The higher we climbed, the more junk we saw
Editor’s note: M. Phuong details her disappointment at the inescapable amount of liter covering Ba Den Mountain in Tay Ninh Province, where she spent a recent public holiday trekking, in this piece submitted to Tuoi Tre (Youth) newspaper.
During the recent holiday, I went with a group of friends to Ba Den Mountain in Tay Ninh Province.
We chose to take the path through the mountain’s namesake temple to conquer the 986-meter summit, southern Vietnam’s highest.
Our group was extremely excited leading up to the trip – it had been such a long time since any of us had had the opportunity to immerse ourselves in nature.
However, as birds sang along Ba Den’s cliffs, trails, trees, and bamboo, we couldn’t help but be annoyed by the unavoidable piles of garbage we waded through on the path and the hundreds of plastic bottles scattered throughout the grass adjacent to the trail.
I did not believe several of my friends who warned me before the trip of how terrible the road to the peak of Ba Den would be, but when I saw it with my own two eyes, I was in utter shock!

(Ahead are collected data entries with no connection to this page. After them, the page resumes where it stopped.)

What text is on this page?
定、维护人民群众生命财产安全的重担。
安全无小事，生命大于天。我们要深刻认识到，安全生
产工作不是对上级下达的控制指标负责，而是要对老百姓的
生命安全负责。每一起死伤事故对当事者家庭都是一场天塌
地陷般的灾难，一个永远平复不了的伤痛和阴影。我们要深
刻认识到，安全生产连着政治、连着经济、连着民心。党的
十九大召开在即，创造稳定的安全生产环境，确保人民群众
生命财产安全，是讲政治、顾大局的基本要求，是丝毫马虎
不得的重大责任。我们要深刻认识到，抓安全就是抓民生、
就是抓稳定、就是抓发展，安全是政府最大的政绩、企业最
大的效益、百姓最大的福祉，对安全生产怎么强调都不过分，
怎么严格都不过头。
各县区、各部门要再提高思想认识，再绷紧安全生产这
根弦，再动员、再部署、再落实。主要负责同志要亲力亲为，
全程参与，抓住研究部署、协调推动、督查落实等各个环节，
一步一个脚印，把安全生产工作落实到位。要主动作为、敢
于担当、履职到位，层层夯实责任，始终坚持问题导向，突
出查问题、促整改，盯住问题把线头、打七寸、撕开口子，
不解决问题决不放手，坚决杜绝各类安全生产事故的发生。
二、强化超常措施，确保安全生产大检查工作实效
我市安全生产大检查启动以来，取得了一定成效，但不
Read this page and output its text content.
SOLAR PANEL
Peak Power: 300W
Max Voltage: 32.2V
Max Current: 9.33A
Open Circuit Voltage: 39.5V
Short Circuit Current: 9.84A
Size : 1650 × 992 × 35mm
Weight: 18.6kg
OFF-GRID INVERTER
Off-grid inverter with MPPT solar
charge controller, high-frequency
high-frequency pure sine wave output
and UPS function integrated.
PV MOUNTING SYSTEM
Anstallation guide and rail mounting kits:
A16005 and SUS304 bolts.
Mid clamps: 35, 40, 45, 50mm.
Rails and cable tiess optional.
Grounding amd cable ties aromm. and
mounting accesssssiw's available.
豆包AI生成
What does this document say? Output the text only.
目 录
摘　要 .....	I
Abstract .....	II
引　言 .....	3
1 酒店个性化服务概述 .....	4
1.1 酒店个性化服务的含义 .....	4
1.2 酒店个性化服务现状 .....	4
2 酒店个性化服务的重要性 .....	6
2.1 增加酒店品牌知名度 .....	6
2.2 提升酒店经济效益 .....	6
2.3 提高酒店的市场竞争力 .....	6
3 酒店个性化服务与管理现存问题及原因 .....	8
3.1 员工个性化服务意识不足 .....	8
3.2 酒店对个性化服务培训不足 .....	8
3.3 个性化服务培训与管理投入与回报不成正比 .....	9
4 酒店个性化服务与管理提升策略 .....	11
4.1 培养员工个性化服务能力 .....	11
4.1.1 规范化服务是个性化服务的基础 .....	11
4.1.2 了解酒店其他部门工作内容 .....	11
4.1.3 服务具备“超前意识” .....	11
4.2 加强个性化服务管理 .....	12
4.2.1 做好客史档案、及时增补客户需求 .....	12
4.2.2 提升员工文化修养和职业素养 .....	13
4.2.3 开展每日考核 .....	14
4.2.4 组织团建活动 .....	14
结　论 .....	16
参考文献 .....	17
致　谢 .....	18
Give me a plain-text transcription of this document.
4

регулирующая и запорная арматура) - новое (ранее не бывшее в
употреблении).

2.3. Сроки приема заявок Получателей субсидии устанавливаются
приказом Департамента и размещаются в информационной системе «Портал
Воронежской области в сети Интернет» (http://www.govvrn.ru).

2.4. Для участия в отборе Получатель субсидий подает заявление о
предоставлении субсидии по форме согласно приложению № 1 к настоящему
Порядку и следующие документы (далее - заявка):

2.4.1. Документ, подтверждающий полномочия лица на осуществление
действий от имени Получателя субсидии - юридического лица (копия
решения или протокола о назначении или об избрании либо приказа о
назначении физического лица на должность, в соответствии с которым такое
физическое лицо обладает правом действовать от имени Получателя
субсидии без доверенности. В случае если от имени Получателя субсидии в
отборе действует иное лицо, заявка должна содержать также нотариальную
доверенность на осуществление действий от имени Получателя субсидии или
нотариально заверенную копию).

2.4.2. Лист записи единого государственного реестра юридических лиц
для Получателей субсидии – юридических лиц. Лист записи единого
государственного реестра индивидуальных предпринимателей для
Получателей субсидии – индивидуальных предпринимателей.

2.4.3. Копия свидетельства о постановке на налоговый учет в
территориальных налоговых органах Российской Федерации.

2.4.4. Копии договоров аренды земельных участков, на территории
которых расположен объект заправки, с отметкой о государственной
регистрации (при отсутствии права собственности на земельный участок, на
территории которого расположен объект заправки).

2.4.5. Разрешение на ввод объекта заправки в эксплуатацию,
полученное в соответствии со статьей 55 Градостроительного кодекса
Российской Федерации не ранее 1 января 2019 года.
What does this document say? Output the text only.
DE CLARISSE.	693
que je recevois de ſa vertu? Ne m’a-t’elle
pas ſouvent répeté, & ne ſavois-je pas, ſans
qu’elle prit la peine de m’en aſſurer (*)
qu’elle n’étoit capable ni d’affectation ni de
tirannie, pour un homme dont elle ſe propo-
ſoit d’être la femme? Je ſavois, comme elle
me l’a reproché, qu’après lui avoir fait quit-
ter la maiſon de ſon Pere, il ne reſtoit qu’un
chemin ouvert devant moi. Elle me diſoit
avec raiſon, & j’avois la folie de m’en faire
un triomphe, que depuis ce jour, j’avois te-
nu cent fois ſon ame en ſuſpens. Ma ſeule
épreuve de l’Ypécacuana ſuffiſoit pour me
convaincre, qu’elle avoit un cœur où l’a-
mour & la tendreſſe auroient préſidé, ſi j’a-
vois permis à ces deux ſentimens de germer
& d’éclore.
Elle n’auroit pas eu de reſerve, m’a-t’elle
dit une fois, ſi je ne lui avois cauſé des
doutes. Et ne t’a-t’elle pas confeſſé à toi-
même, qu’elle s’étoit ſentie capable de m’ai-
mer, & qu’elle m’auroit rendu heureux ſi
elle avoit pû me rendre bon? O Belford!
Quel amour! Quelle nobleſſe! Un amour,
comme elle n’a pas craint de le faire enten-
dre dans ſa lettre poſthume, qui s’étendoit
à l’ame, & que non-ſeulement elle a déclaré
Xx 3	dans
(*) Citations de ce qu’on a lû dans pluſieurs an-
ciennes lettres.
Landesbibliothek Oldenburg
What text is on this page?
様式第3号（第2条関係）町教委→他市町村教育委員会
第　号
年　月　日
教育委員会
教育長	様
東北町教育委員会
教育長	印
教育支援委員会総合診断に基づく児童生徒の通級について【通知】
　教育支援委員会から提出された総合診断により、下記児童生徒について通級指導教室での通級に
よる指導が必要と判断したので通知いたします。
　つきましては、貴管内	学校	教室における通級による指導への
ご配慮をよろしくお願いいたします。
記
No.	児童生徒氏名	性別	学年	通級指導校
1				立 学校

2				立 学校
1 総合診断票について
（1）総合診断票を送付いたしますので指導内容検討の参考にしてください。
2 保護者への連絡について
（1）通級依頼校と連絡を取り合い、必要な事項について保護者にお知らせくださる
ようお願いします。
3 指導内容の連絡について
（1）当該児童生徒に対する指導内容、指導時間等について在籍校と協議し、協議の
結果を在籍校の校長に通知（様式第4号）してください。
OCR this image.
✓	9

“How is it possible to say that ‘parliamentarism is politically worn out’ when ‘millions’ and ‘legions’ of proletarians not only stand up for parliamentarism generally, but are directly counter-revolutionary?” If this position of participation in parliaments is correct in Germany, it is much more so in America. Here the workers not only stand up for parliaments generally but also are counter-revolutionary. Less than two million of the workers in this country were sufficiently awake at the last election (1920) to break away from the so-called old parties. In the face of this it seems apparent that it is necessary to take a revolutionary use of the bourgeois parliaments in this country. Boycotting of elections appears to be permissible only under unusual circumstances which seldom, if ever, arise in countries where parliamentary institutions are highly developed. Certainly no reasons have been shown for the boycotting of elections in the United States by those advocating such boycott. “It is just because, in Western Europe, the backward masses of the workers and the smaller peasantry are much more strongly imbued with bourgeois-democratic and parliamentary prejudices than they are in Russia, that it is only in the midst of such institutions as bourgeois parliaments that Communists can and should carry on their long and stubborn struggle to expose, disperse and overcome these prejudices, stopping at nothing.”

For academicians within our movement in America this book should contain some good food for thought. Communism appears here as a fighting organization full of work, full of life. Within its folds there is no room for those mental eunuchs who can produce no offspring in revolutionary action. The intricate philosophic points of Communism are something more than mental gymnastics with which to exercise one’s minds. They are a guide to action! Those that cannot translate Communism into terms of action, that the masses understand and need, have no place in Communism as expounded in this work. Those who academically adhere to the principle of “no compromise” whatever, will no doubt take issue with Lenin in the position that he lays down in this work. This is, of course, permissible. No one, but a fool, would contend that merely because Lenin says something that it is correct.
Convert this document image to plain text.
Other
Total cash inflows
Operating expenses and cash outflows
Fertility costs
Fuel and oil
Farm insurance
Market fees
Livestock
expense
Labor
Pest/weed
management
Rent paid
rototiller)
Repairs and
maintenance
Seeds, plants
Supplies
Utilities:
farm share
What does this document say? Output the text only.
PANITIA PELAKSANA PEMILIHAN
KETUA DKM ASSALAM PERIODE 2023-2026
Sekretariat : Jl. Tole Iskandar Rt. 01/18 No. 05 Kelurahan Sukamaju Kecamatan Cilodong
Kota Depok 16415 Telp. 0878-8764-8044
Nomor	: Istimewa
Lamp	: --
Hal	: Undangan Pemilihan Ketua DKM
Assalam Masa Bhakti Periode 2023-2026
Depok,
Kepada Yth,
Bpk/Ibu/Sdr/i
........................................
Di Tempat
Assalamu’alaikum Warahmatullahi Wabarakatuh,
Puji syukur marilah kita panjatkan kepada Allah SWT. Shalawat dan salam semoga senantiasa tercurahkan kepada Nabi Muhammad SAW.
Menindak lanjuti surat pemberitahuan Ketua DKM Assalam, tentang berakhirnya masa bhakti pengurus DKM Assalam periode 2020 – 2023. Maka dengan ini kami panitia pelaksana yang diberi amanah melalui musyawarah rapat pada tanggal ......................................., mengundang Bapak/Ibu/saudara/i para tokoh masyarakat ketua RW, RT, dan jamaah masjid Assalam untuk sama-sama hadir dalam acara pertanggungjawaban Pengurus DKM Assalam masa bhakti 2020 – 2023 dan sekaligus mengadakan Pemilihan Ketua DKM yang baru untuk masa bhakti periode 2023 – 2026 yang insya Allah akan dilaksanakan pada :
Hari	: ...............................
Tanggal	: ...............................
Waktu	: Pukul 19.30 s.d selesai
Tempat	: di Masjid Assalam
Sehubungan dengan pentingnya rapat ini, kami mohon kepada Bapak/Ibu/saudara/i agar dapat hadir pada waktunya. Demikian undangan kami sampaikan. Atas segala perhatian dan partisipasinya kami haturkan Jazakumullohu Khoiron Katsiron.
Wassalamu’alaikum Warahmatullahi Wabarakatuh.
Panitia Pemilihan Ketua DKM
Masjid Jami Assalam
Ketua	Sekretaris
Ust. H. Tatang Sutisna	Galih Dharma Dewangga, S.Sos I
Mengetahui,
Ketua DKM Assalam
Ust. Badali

It seemed that the higher we climbed, the more liter we came across.
At the top of the mountain lies huge rocks and shady bowers of trees – a place we had heard about and assumed would be great for a catnap. It seemed like a good idea, at first, until the nasty smell of rotten food and garbage left behind by campers forced us to begin our descent earlier than planned.
My guess is that most of the people who climb Ba Den are still in their youth – the same generation eagerly calling for better environmental protection. Yet somehow garbage still seems to pile up at the outdoor places those young people frequent!
My 31-year-old friend, Joaquim Gratovil Duch, a Spanish nature lover and experienced traveler, shared after the trip that he regretted climbing Ba Den Mountain, bidding goodbye to the mountain with a disapproving headshake.
I once read an article about a group of backpacking tourists who climb Ba Den Mountain every week to pick up rubbish.
Seeing the massive amount of rubbish these groups piggyback down the mountain provokes serious feelings of sympathy.
Unfortunately, the more we clean, the more the rubbish there seems to be. Why can’t we bring things to the mountains and also bring them down?
During our trip, we rarely saw a group of friends walking down with a bag of garbage.
"Do not take anything but photographs, do not leave anything but footprints," and "Backpacks carry garbage back" are among the many boards written on the way to the top of the mountain but no one seems to care.